National honor is an affair of durable solidity, not of lofty splendor: in matters of state we ask about utility. Political society is a means of coping with men’s insecurity, an insecurity preceding political society, though political society may complicate that insecurity. Political society is machinery for organizing swords and purses. Fear and desire are the beginnings of government; its ends are safety and prosperity.
Not that amid such beginnings and ends a merely petty interest attaches to the means. Men need shelter, so they build, and they try to make their houses safe and also comfortable; but a stately house is not merely a shelter: it is a noble and magnificent shelter, a delight to the overseeing eyes of its builders, its supervisors, and its resident owners. And so, while the Union was yet a congeries of shacks hastily thrown together on a great estate, Hamilton called for its rebuilding on proper foundations into a more stately dwelling. Writing on the sixth anniversary of the independence of the United States, in the very last paragraph of his series “The Continentalist,” he said that there is “something noble and magnificent” in the spectacle of a great federal republic, closely linked in the pursuit of a common interest, tranquil and prosperous at home, respectable abroad. And writing of the need for funding to make the public debt solid and stable, one important effect being to make it “useful as Capital,” Hamilton showed how even an “edifice” of “business,” a structure of interested enterprise that one would not think to call noble, may present a “spectacle” so “wonderful” as to evoke, by its vast liveliness, a kind of disinterested delight.

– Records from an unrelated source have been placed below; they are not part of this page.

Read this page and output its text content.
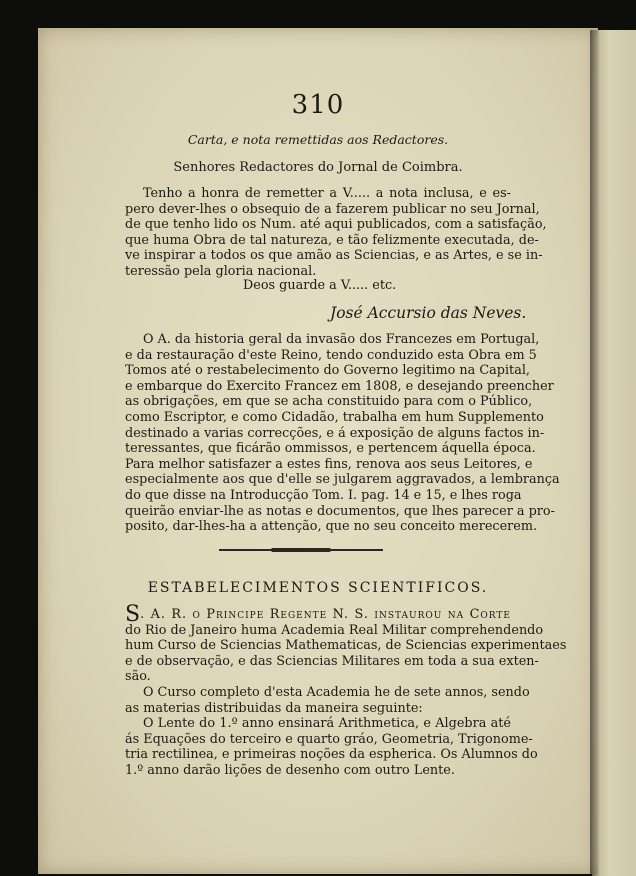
310
Carta, e nota remettidas aos Redactores.
Senhores Redactores do Jornal de Coimbra.
Tenho a honra de remetter a V..... a nota inclusa, e es-
pero dever-lhes o obsequio de a fazerem publicar no seu Jornal,
de que tenho lido os Num. até aqui publicados, com a satisfação,
que huma Obra de tal natureza, e tão felizmente executada, de-
ve inspirar a todos os que amão as Sciencias, e as Artes, e se in-
teressão pela gloria nacional.
Deos guarde a V..... etc.
José Accursio das Neves.
O A. da historia geral da invasão dos Francezes em Portugal,
e da restauração d'este Reino, tendo conduzido esta Obra em 5
Tomos até o restabelecimento do Governo legitimo na Capital,
e embarque do Exercito Francez em 1808, e desejando preencher
as obrigações, em que se acha constituido para com o Público,
como Escriptor, e como Cidadão, trabalha em hum Supplemento
destinado a varias correcções, e á exposição de alguns factos in-
teressantes, que ficárão ommissos, e pertencem áquella época.
Para melhor satisfazer a estes fins, renova aos seus Leitores, e
especialmente aos que d'elle se julgarem aggravados, a lembrança
do que disse na Introducção Tom. I. pag. 14 e 15, e lhes roga
queirão enviar-lhe as notas e documentos, que lhes parecer a pro-
posito, dar-lhes-ha a attenção, que no seu conceito merecerem.
ESTABELECIMENTOS SCIENTIFICOS.
S. A. R. o Principe Regente N. S. instaurou na Corte
do Rio de Janeiro huma Academia Real Militar comprehendendo
hum Curso de Sciencias Mathematicas, de Sciencias experimentaes
e de observação, e das Sciencias Militares em toda a sua exten-
são.
O Curso completo d'esta Academia he de sete annos, sendo
as materias distribuidas da maneira seguinte:
O Lente do 1.º anno ensinará Arithmetica, e Algebra até
ás Equações do terceiro e quarto gráo, Geometria, Trigonome-
tria rectilinea, e primeiras noções da espherica. Os Alumnos do
1.º anno darão lições de desenho com outro Lente.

ii Hamilton wrote for men who mostly accepted as self-evidently true the ends of political society as he stated them. What was not self-evident to them, and what he found it repeatedly necessary to argue, was that, having accepted the ends, they had to abandon beliefs which did not well consist with achieving those ends. He sought to liberate them from opinions having their source in antiquity, for the animating spirit of earlier society was different from and inferior to that of modern society.